B2C: Balancing Brain Capacities
If it is (still) impossible to know what people think, it is possible to know where their thinking is rooted in brains, and the answer is unequivocal:
The left side of the brain is analytical; faced with a problem, it looks for parts and process them in sequence.
The right side of the brain is better at synthesis as it looks at the whole and processes all relevant information simultaneously.
Obviously casts will differ between individuals depending on inborn qualities and developed preferences; moreover, each individual will balance his brain sides according to the task at hand. The same should apply when projects must decide between iterative and procedural approaches.
What a Hand can Hold
When project management is first considered, the Whole vs Parts alternative should be the discriminating factor: since human brains cannot process an unlimited number of elements simultaneously, work units to be handled by teams must be clearly circumscribed, with a number of independent functional units not exceeding a dozen.
That could be a pitfall for agile developments if iterations and increments were to be associated with an exponential growth of complexity. Yet, partitioning a large project into sub-tasks doesn’t necessarily call for a waterfall schema if the sub-tasks can be performed independently.
What the Hand is Told
Sequential processing can be dumb because the intelligence can already be etched in the sequences. That’s not the case if relevant information is to be picked out and processed as a whole; that can only be done with a clear purpose guiding the hand.
Replacing an administrative process by a collaborative one entails some kind of shared ownership, with teams granted full responsibility for decisions, schedules, and quality. Otherwise the different concerns, purposes or authorities, possibly but not necessary at odds, should be set apart as sub-tasks, and milestones introduced for their consolidation.
What is Handed Over
Development projects may handle three kind of artifacts: texts, models, and code, the first and last being mandatory, the second being optional. Since texts and code are best processed sequentially they are handed over to brain left side; conversely, models are meant to combine different perspectives, e.g structures and behaviors, which put them on the right side of the brain.
Curiously, that seems to put agile in some kind of conundrum: despite models being the symbolic representation best suited to holistic processing, agile approaches are partial to code, even if models are not explicitly ruled out. As a matter of fact, agile tenets are more partial to products than to code, and what is handed over and tested against requirements is not meant to be a program but a running application.
Hand in Hand
Just like the two parts of the brain bring their best to shared concerns and purpose, agile and phased schemes should be enlisted according to their respective merits and shortcomings:
Agile is clearly a better option when shared ownership can be secured and milestones and models are not needed.

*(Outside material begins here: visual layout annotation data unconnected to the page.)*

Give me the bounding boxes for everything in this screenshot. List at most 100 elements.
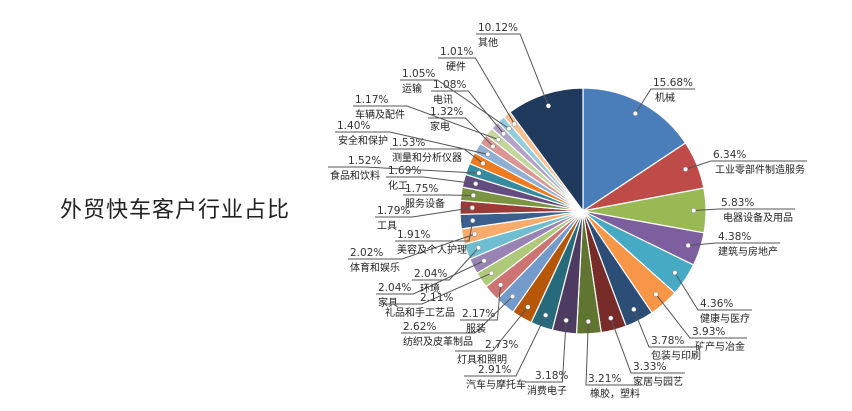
category-label: 健康与医疗 <box>700 312 750 325</box>
leader-line <box>395 220 474 242</box>
slice-label: 4.38% 建筑与房地产 <box>685 231 780 258</box>
leader-line <box>688 242 780 246</box>
leader-line <box>685 160 807 170</box>
percent-label: 1.17% <box>355 94 388 106</box>
percent-label: 3.93% <box>692 326 725 338</box>
slice-label: 2.04% 环境 <box>412 245 482 295</box>
leader-line <box>383 272 492 305</box>
percent-label: 3.33% <box>633 361 666 373</box>
leader-dot <box>682 166 689 172</box>
leader-line <box>585 321 642 386</box>
leader-dot <box>563 317 569 323</box>
slice-label: 2.11%礼品和手工艺品 <box>383 270 494 319</box>
category-label: 服装 <box>466 322 486 335</box>
slice-label: 2.91% 汽车与摩托车 <box>464 312 549 391</box>
percent-label: 1.40% <box>337 120 370 132</box>
percent-label: 1.08% <box>433 79 466 91</box>
slice-label: 1.32% 家电 <box>428 106 496 149</box>
category-label: 环境 <box>420 282 440 295</box>
category-label: 灯具和照明 <box>457 354 507 366</box>
category-label: 电讯 <box>433 93 453 106</box>
category-label: 工具 <box>377 220 397 232</box>
category-label: 体育和娱乐 <box>350 261 400 274</box>
leader-line <box>335 131 489 155</box>
slice-label: 3.21% 橡胶，塑料 <box>585 319 642 400</box>
percent-label: 4.38% <box>718 231 751 243</box>
percent-label: 1.32% <box>430 106 463 118</box>
leader-line <box>655 293 747 339</box>
leader-dot <box>485 151 491 157</box>
category-label: 车辆及配件 <box>355 108 405 121</box>
percent-label: 5.83% <box>721 197 754 209</box>
leader-line <box>348 233 475 260</box>
leader-dot <box>501 131 507 137</box>
leader-dot <box>480 160 486 166</box>
percent-label: 3.18% <box>535 370 568 382</box>
percent-label: 1.53% <box>392 137 425 149</box>
percent-label: 2.02% <box>350 247 383 259</box>
category-label: 化工 <box>388 179 408 192</box>
leader-line <box>403 194 474 197</box>
pie-slice[interactable] <box>509 87 584 213</box>
category-label: 建筑与房地产 <box>718 245 778 258</box>
leader-line <box>438 57 515 125</box>
leader-dot <box>470 192 476 199</box>
slice-label: 1.05% 运输 <box>400 68 512 132</box>
category-label: 家居与园艺 <box>633 375 683 388</box>
pie-slice[interactable] <box>582 87 687 213</box>
category-label: 纺织及皮革制品 <box>403 335 473 348</box>
leader-dot <box>488 270 494 276</box>
leader-line <box>460 284 502 321</box>
leader-dot <box>490 143 496 149</box>
slice-label: 1.75% 服务设备 <box>403 183 476 210</box>
leader-dot <box>685 242 691 249</box>
category-label: 测量和分析仪器 <box>392 151 462 164</box>
leader-dot <box>525 304 531 310</box>
leader-line <box>328 166 480 174</box>
slice-label: 3.93% 矿产与冶金 <box>653 291 747 353</box>
leader-line <box>634 88 696 114</box>
slice-label: 1.01% 硬件 <box>438 46 518 127</box>
category-label: 矿产与冶金 <box>695 340 745 353</box>
percent-label: 2.04% <box>414 268 447 280</box>
slice-label: 15.68% 机械 <box>632 77 696 117</box>
leader-line <box>375 207 473 218</box>
category-label: 机械 <box>655 91 675 104</box>
slices <box>459 87 707 335</box>
category-label: 礼品和手工艺品 <box>385 306 455 319</box>
leader-line <box>431 90 505 135</box>
slice-label: 2.73% 灯具和照明 <box>455 304 531 366</box>
labels: 15.68% 机械 6.34% 工业零部件制造服务 5.83% 电器设备及用品 4.38% 建… <box>328 22 807 400</box>
slice-label: 1.91% 美容及个人护理 <box>395 218 476 256</box>
percent-label: 15.68% <box>653 77 693 89</box>
leader-dot <box>545 103 551 109</box>
slice-label: 2.17% 服装 <box>460 282 504 335</box>
leader-line <box>610 317 685 374</box>
percent-label: 2.91% <box>478 364 511 376</box>
slice-label: 3.33% 家居与园艺 <box>608 315 685 388</box>
leader-line <box>674 272 752 311</box>
leader-line <box>476 33 549 107</box>
leader-dot <box>608 315 614 321</box>
category-label: 运输 <box>402 82 422 95</box>
slice-label: 2.04% 家具 <box>376 258 487 309</box>
category-label: 包装与印刷 <box>651 349 701 362</box>
percent-label: 2.73% <box>485 339 518 351</box>
leader-dot <box>510 293 516 299</box>
category-label: 家具 <box>378 296 398 309</box>
percent-label: 2.62% <box>403 321 436 333</box>
chart-title: 外贸快车客户行业占比 <box>60 198 291 223</box>
leader-dot <box>470 218 476 224</box>
category-label: 橡胶，塑料 <box>590 387 640 400</box>
percent-label: 2.04% <box>378 282 411 294</box>
leader-dot <box>632 110 638 117</box>
category-label: 安全和保护 <box>338 134 388 147</box>
slice-label: 1.08% 电讯 <box>431 79 507 137</box>
leader-line <box>633 309 703 348</box>
category-label: 服务设备 <box>405 197 445 210</box>
percent-label: 1.52% <box>348 155 381 167</box>
leader-dot <box>476 170 482 176</box>
leader-line <box>412 247 479 281</box>
percent-label: 1.79% <box>377 205 410 217</box>
leader-dot <box>473 181 479 187</box>
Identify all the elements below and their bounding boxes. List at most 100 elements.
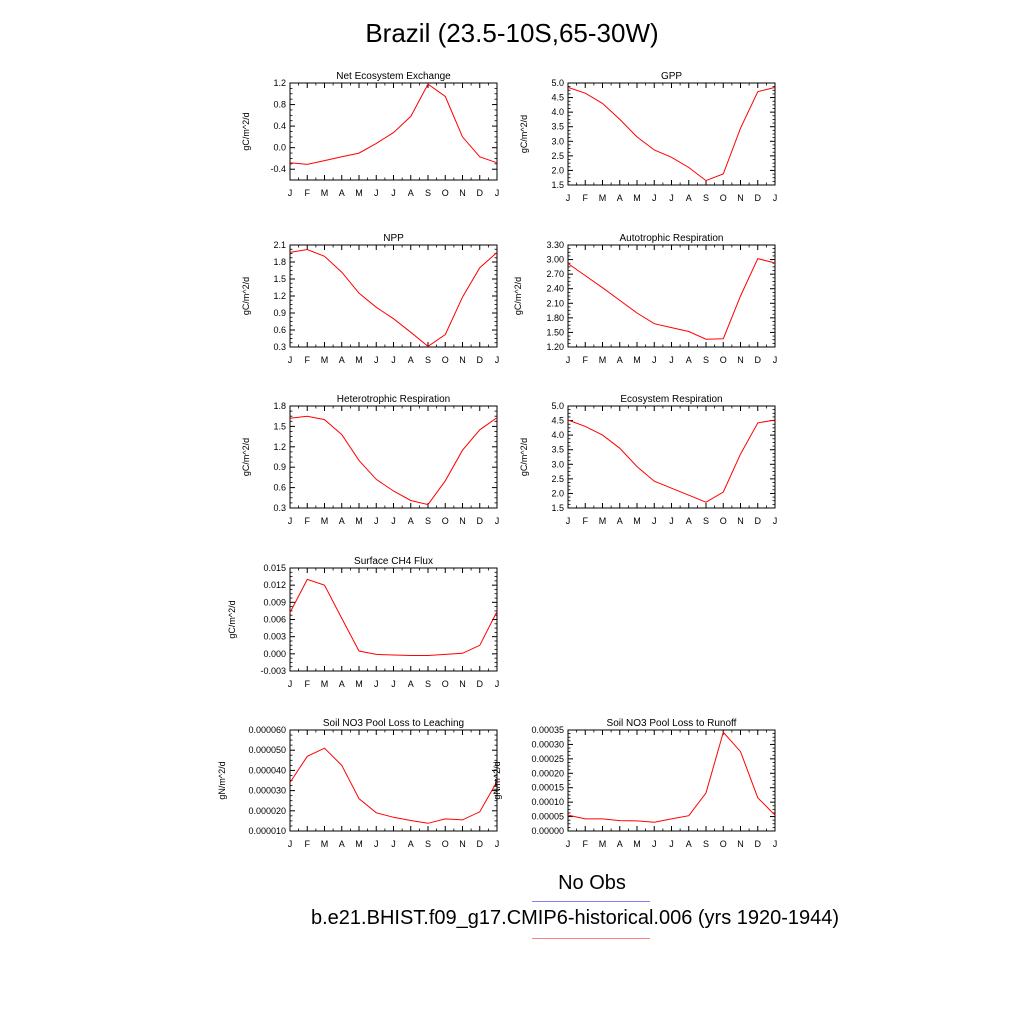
plot-frame: [289, 405, 498, 509]
data-point: [410, 332, 411, 333]
data-point: [740, 453, 741, 454]
x-tick-label: F: [583, 355, 589, 365]
data-point: [705, 502, 706, 503]
data-point: [289, 252, 290, 253]
x-tick-label: J: [374, 188, 379, 198]
y-tick-label: 3.30: [546, 240, 564, 250]
x-tick-label: J: [669, 839, 674, 849]
data-point: [427, 83, 428, 84]
y-tick-label: 0.00015: [531, 783, 564, 793]
x-tick-label: M: [599, 193, 607, 203]
x-tick-label: M: [355, 355, 363, 365]
data-point: [619, 820, 620, 821]
x-tick-label: J: [566, 193, 571, 203]
y-tick-label: 4.5: [551, 93, 564, 103]
data-point: [427, 504, 428, 505]
plot-frame: [289, 244, 498, 348]
data-point: [358, 798, 359, 799]
data-point: [324, 748, 325, 749]
plot-frame: [289, 82, 498, 181]
data-point: [410, 116, 411, 117]
plot-frame: [289, 729, 498, 832]
y-tick-label: 0.003: [263, 632, 286, 642]
panel-title: Autotrophic Respiration: [620, 233, 724, 244]
data-point: [479, 811, 480, 812]
x-tick-label: A: [617, 516, 623, 526]
y-tick-label: 0.00010: [531, 797, 564, 807]
data-point: [774, 87, 775, 88]
data-point: [636, 312, 637, 313]
x-tick-label: A: [408, 516, 414, 526]
x-tick-label: N: [459, 516, 466, 526]
x-tick-label: J: [495, 355, 500, 365]
data-point: [705, 792, 706, 793]
data-point: [602, 287, 603, 288]
y-tick-label: 1.80: [546, 313, 564, 323]
data-point: [705, 339, 706, 340]
y-tick-label: 3.0: [551, 136, 564, 146]
x-tick-label: S: [703, 516, 709, 526]
y-tick-label: 0.3: [273, 342, 286, 352]
x-tick-label: O: [442, 188, 449, 198]
data-point: [654, 481, 655, 482]
x-tick-label: F: [305, 839, 311, 849]
data-point: [410, 500, 411, 501]
data-point: [341, 618, 342, 619]
data-point: [688, 167, 689, 168]
x-tick-label: M: [633, 839, 641, 849]
y-tick-label: 0.000020: [248, 806, 286, 816]
plot-frame: [567, 405, 776, 509]
x-tick-label: D: [755, 355, 762, 365]
data-point: [410, 820, 411, 821]
data-point: [723, 732, 724, 733]
x-tick-label: J: [288, 516, 293, 526]
y-tick-label: 1.5: [273, 421, 286, 431]
data-point: [393, 490, 394, 491]
data-point: [341, 272, 342, 273]
x-tick-label: S: [703, 839, 709, 849]
y-tick-label: 0.000060: [248, 725, 286, 735]
series-line: [567, 419, 776, 503]
data-point: [585, 426, 586, 427]
data-point: [445, 334, 446, 335]
x-tick-label: M: [321, 516, 329, 526]
y-tick-label: 5.0: [551, 401, 564, 411]
panel-title: Heterotrophic Respiration: [337, 394, 450, 405]
series-line: [289, 747, 498, 824]
x-tick-label: M: [321, 679, 329, 689]
y-tick-label: 4.5: [551, 416, 564, 426]
x-tick-label: S: [425, 516, 431, 526]
data-point: [496, 252, 497, 253]
series-line: [567, 86, 776, 182]
x-tick-label: O: [442, 839, 449, 849]
data-point: [324, 419, 325, 420]
y-tick-label: 0.00035: [531, 725, 564, 735]
data-point: [358, 650, 359, 651]
x-tick-label: J: [374, 516, 379, 526]
y-tick-label: 0.000030: [248, 786, 286, 796]
y-tick-label: 0.009: [263, 597, 286, 607]
x-tick-label: F: [305, 679, 311, 689]
x-tick-label: D: [755, 516, 762, 526]
data-point: [479, 267, 480, 268]
data-point: [427, 655, 428, 656]
y-tick-label: 4.0: [551, 430, 564, 440]
y-tick-label: 0.9: [273, 462, 286, 472]
y-tick-label: 0.00025: [531, 754, 564, 764]
x-tick-label: J: [669, 516, 674, 526]
x-tick-label: J: [391, 839, 396, 849]
series-line: [289, 578, 498, 656]
x-tick-label: M: [633, 193, 641, 203]
x-tick-label: N: [459, 679, 466, 689]
data-point: [289, 418, 290, 419]
y-tick-label: 1.5: [551, 503, 564, 513]
x-tick-label: A: [339, 839, 345, 849]
y-tick-label: 5.0: [551, 78, 564, 88]
x-tick-label: J: [288, 839, 293, 849]
x-tick-label: O: [442, 516, 449, 526]
x-tick-label: O: [720, 516, 727, 526]
data-point: [307, 416, 308, 417]
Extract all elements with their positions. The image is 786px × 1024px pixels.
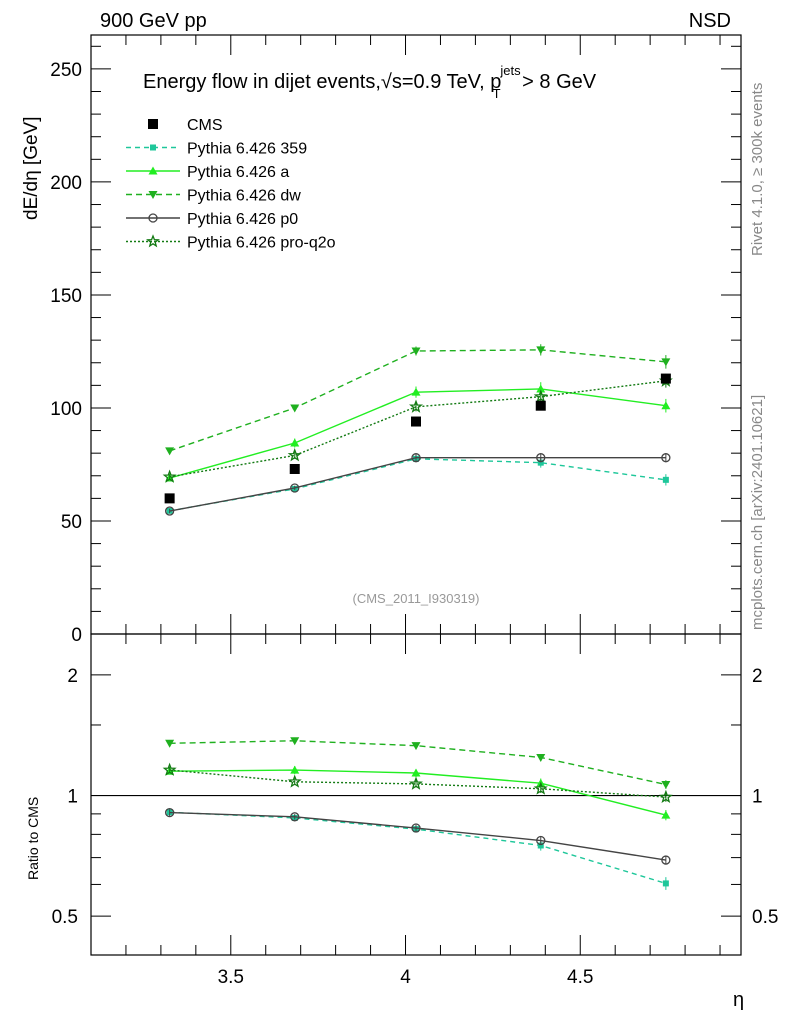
series-2-line	[169, 349, 666, 452]
series-1-point	[661, 401, 671, 410]
series-1-ratio-point	[661, 810, 671, 819]
ratio-axis-label: Ratio to CMS	[25, 797, 41, 880]
y-tick-label: 250	[50, 60, 82, 81]
series-4-point	[409, 399, 423, 413]
series-1-point	[536, 384, 546, 393]
x-axis-label: η	[733, 989, 744, 1011]
series-2-point	[290, 404, 300, 413]
series-3-point	[411, 453, 421, 463]
series-1-ratio-line	[169, 769, 667, 816]
series-4-ratio-point	[533, 781, 548, 795]
series-4-ratio-point	[409, 776, 423, 790]
chart-title: Energy flow in dijet events,√s=0.9 TeV, …	[143, 63, 597, 101]
cms-data-point	[289, 463, 300, 474]
series-2-point	[411, 347, 421, 356]
series-4-ratio-point	[658, 789, 673, 803]
ratio-tick-label-right: 1	[752, 787, 763, 808]
series-4-ratio-point	[287, 774, 302, 788]
ratio-tick-label: 1	[67, 787, 78, 808]
legend-label-0: Pythia 6.426 359	[187, 141, 307, 158]
series-0-ratio-point	[537, 842, 544, 849]
series-2-ratio-point	[165, 739, 175, 748]
series-2-ratio-point	[661, 780, 671, 789]
analysis-watermark: (CMS_2011_I930319)	[353, 591, 480, 606]
series-1-ratio-point	[290, 765, 300, 774]
header-left: 900 GeV pp	[100, 10, 207, 32]
series-4-ratio-line	[169, 769, 666, 798]
series-0-line	[169, 458, 666, 512]
ratio-tick-label: 2	[67, 666, 78, 687]
cms-data-point	[411, 416, 421, 427]
y-tick-label: 0	[71, 625, 82, 646]
legend-marker-3	[148, 213, 158, 223]
cms-data-point	[660, 373, 671, 384]
series-3-point	[661, 453, 671, 463]
series-0-point	[662, 476, 669, 483]
cms-data-point	[164, 493, 175, 504]
series-4-ratio-point	[162, 762, 177, 776]
series-1-line	[169, 388, 666, 479]
y-axis-label: dE/dη [GeV]	[21, 116, 42, 220]
series-3-ratio-point	[290, 812, 300, 822]
series-2-point	[165, 447, 175, 456]
series-4-point	[162, 469, 177, 483]
ratio-tick-label-right: 2	[752, 666, 763, 687]
header-right: NSD	[689, 10, 731, 32]
legend-marker-4	[146, 234, 160, 248]
series-3-ratio-line	[169, 811, 666, 861]
series-2-ratio-point	[536, 753, 546, 762]
legend-label-4: Pythia 6.426 pro-q2o	[187, 235, 336, 252]
ratio-tick-label-right: 0.5	[752, 907, 778, 928]
series-4-point	[287, 448, 302, 462]
series-3-ratio-point	[411, 823, 421, 833]
legend-label-2: Pythia 6.426 dw	[187, 188, 301, 205]
series-3-point	[164, 506, 175, 516]
legend-cms-marker	[148, 119, 158, 129]
series-4-point	[533, 389, 548, 403]
x-tick-label: 4.5	[567, 967, 593, 988]
mcplots-label: mcplots.cern.ch [arXiv:2401.10621]	[749, 395, 766, 630]
legend-marker-1	[148, 166, 158, 175]
rivet-label: Rivet 4.1.0, ≥ 300k events	[749, 83, 766, 256]
ratio-tick-label: 0.5	[52, 907, 78, 928]
series-2-ratio-point	[290, 737, 300, 746]
x-tick-label: 3.5	[218, 967, 244, 988]
y-tick-label: 200	[50, 173, 82, 194]
series-3-ratio-point	[536, 835, 546, 846]
series-0-point	[537, 459, 544, 466]
cms-data-point	[535, 400, 546, 411]
series-1-ratio-point	[411, 768, 421, 777]
series-3-line	[169, 456, 666, 512]
legend-marker-0	[150, 144, 156, 151]
y-tick-label: 100	[50, 399, 82, 420]
legend-cms-label: CMS	[187, 117, 223, 134]
x-tick-label: 4	[400, 967, 411, 988]
series-3-ratio-point	[164, 807, 175, 818]
series-3-ratio-point	[661, 855, 671, 865]
series-2-point	[536, 346, 546, 355]
series-0-ratio-point	[662, 880, 669, 887]
legend-marker-2	[148, 191, 158, 199]
series-2-ratio-line	[169, 740, 667, 786]
y-tick-label: 150	[50, 286, 82, 307]
series-1-point	[411, 387, 421, 396]
legend-label-1: Pythia 6.426 a	[187, 164, 289, 181]
ratio-plot-frame	[90, 633, 742, 956]
y-tick-label: 50	[61, 512, 82, 533]
series-2-ratio-point	[411, 742, 421, 751]
series-1-point	[290, 438, 300, 447]
series-3-point	[290, 483, 300, 493]
series-2-point	[661, 358, 671, 367]
legend-label-3: Pythia 6.426 p0	[187, 211, 298, 228]
series-3-point	[536, 453, 546, 463]
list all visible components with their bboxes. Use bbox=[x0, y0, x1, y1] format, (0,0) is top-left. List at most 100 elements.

Phased solutions (“waterfall” is a red-herring) are necessary when organizational, functional or technical dependencies between projects mean that some consolidation cannot be avoided between development process.
Assuming agile methods are used whenever possible, models should provide the glue when external dependencies are to be taken into account:
Organizational dependencies are managed across model layers: business requirements govern system functionalities which govern platforms implementations.
Functional dependencies are managed across architecture tiers: transient non shared components (aka boundaries) are governed by transient shared components (aka controls) which are governed by persistent shared components (aka entities).
Development dependencies should not cross projects limits as they should be managed at domain level using inheritance or delegation.